Saturday, bright and early for West Coast folks, begins the 35-game FBS bowl season, with the New Mexico Bowl between Arizona and Nevada at 10 a.m. (Pacific).
In wading through a preview of the bowls the past couple of weeks, one thing stuck out to me — the number of bowl programs that either have a coach who has (a) left, (b) been fired, or (c) agreed to a new position but will continue coaching his team through the bowl.

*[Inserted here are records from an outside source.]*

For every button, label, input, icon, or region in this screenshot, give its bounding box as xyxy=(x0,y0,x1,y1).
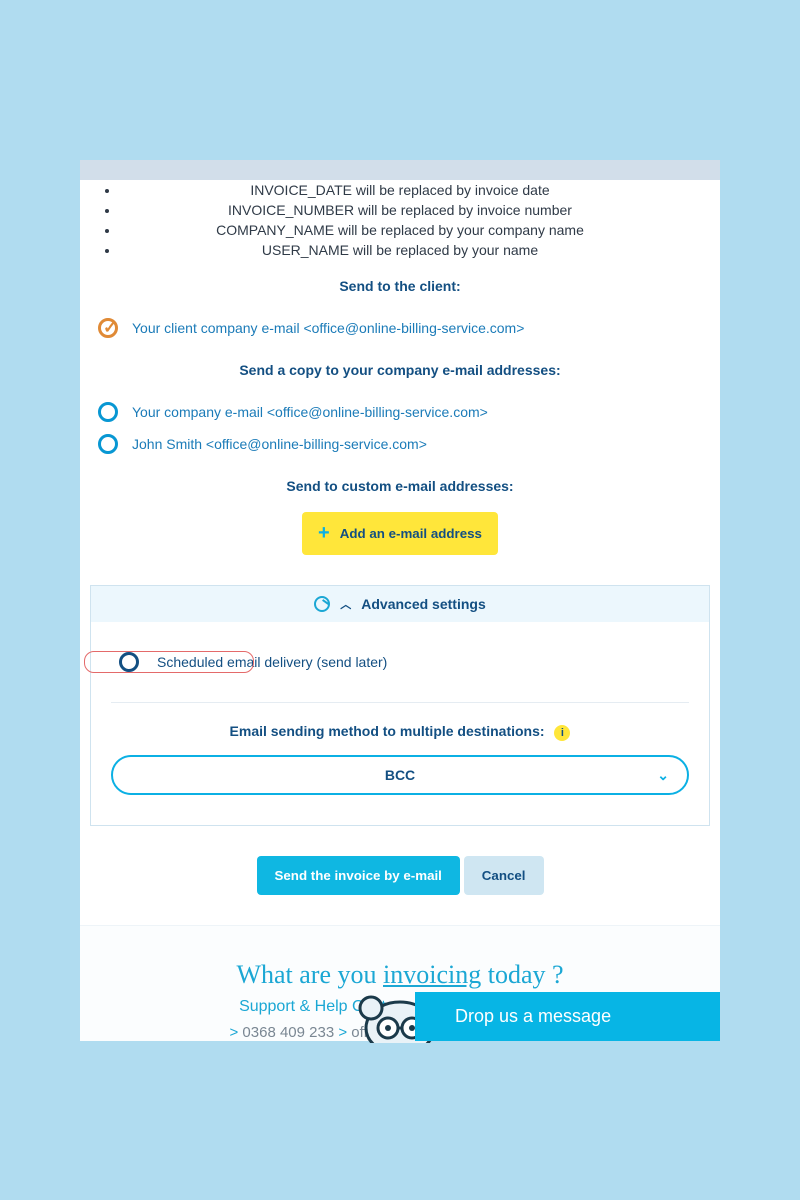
divider xyxy=(111,702,689,703)
browser-chrome-bar xyxy=(80,160,720,180)
send-copy-company-title: Send a copy to your company e-mail addre… xyxy=(90,362,710,378)
add-email-label: Add an e-mail address xyxy=(340,526,482,541)
send-custom-title: Send to custom e-mail addresses: xyxy=(90,478,710,494)
advanced-settings-label: Advanced settings xyxy=(361,596,485,612)
recipient-company-label: Your company e-mail <office@online-billi… xyxy=(132,404,488,420)
chevron-down-icon: ⌄ xyxy=(657,767,669,784)
app-panel: INVOICE_DATE will be replaced by invoice… xyxy=(80,180,720,1041)
recipient-client-label: Your client company e-mail <office@onlin… xyxy=(132,320,524,336)
chevron-right-icon: > xyxy=(229,1024,238,1041)
info-icon[interactable]: i xyxy=(554,725,570,741)
advanced-settings-header[interactable]: ︿ Advanced settings xyxy=(91,586,709,622)
sending-method-label: Email sending method to multiple destina… xyxy=(111,723,689,741)
sending-method-select[interactable]: BCC ⌄ xyxy=(111,755,689,795)
recipient-company-row[interactable]: Your company e-mail <office@online-billi… xyxy=(90,396,710,428)
action-buttons: Send the invoice by e-mail Cancel xyxy=(80,826,720,925)
radio-unchecked-icon[interactable] xyxy=(119,652,139,672)
sending-method-value: BCC xyxy=(385,767,415,783)
annotation-highlight xyxy=(84,651,254,673)
radio-unchecked-icon[interactable] xyxy=(98,434,118,454)
radio-unchecked-icon[interactable] xyxy=(98,402,118,422)
footer-tagline: What are you invoicing today ? xyxy=(80,960,720,990)
placeholder-item: INVOICE_DATE will be replaced by invoice… xyxy=(120,182,680,198)
advanced-settings-panel: ︿ Advanced settings Scheduled email deli… xyxy=(90,585,710,826)
chat-widget-button[interactable]: Drop us a message xyxy=(415,992,720,1041)
recipient-client-row[interactable]: Your client company e-mail <office@onlin… xyxy=(90,312,710,344)
cancel-button[interactable]: Cancel xyxy=(464,856,544,895)
radio-checked-icon[interactable] xyxy=(98,318,118,338)
chevron-up-icon: ︿ xyxy=(340,596,351,612)
placeholder-item: INVOICE_NUMBER will be replaced by invoi… xyxy=(120,202,680,218)
placeholder-list: INVOICE_DATE will be replaced by invoice… xyxy=(120,180,710,260)
recipient-user-row[interactable]: John Smith <office@online-billing-servic… xyxy=(90,428,710,460)
send-to-client-title: Send to the client: xyxy=(90,278,710,294)
scheduled-delivery-row[interactable]: Scheduled email delivery (send later) xyxy=(111,642,689,682)
wrench-icon xyxy=(314,596,330,612)
plus-icon: + xyxy=(318,522,330,545)
recipient-user-label: John Smith <office@online-billing-servic… xyxy=(132,436,427,452)
placeholder-item: USER_NAME will be replaced by your name xyxy=(120,242,680,258)
support-phone[interactable]: 0368 409 233 xyxy=(242,1024,334,1041)
placeholder-item: COMPANY_NAME will be replaced by your co… xyxy=(120,222,680,238)
add-email-button[interactable]: + Add an e-mail address xyxy=(302,512,498,555)
footer: What are you invoicing today ? Support &… xyxy=(80,925,720,1041)
send-invoice-button[interactable]: Send the invoice by e-mail xyxy=(257,856,460,895)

I won’t try to parse all those differences, but I counted no fewer than 10 programs in which there’s a change at the top. They are:
— Western Kentucky
— San Jose State
— Texas Tech
— NC State
— Northern Illinois
— Kent State
— Arkansas State
Can’t tell you if that’s any kind of record, but I’ve got to believe it ranks up there with any other year of coaching transition affecting the bowls. And the fact that two of the programs — North Carolina State and Purdue — that aren’t elite both canned their coaches, Tom O’Brien and Danny Hope, respectively, tells you a couple of things. Because of the bloated number of bowls out there, making one isn’t the Holy Grail, the job-saver, that it used to be, and the pressure to win is getting truly oppressive (just ask Jon Embree, out after two years at Colorado, despite the fact he’s an alumnus).

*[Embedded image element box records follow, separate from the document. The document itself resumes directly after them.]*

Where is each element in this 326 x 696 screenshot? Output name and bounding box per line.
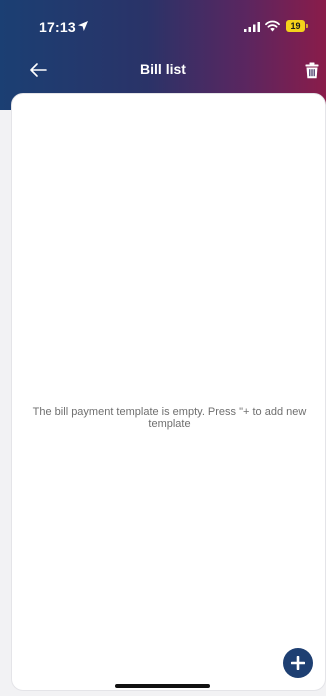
battery-level: 19 — [286, 20, 305, 32]
empty-state-message: The bill payment template is empty. Pres… — [32, 406, 307, 430]
add-template-button[interactable] — [283, 648, 313, 678]
home-indicator — [115, 684, 210, 688]
location-arrow-icon — [78, 21, 88, 31]
status-time: 17:13 — [39, 19, 76, 35]
app-screen: 17:13 19 Bill list The bill payment temp… — [0, 0, 326, 696]
status-bar: 17:13 19 — [0, 0, 326, 50]
battery-tip — [306, 24, 308, 28]
wifi-icon — [265, 20, 280, 32]
page-title: Bill list — [140, 61, 186, 77]
plus-icon — [291, 656, 305, 670]
battery-icon: 19 — [286, 20, 308, 32]
delete-button[interactable] — [299, 56, 325, 84]
trash-icon — [305, 62, 319, 78]
bill-list-panel: The bill payment template is empty. Pres… — [11, 93, 326, 691]
signal-icon — [244, 22, 260, 32]
nav-bar: Bill list — [0, 52, 326, 88]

USA Today, which does a great job chronicling trends like coaching salaries, had a couple of worthwhile pieces in recent days, one noting that schools making staff changes this year may be on the hook for a combined $50 million in buyouts, another detailing the salaries of bowl directors who are heading tax-exempt organizations and making big bucks. At the same time, says the newspaper, schools and conferences combined last year to pay the bowls a combined $20.9 million for unsold tickets as part of their bowl commitment.
If you think the game has lost its way a bit, you’re probably not alone.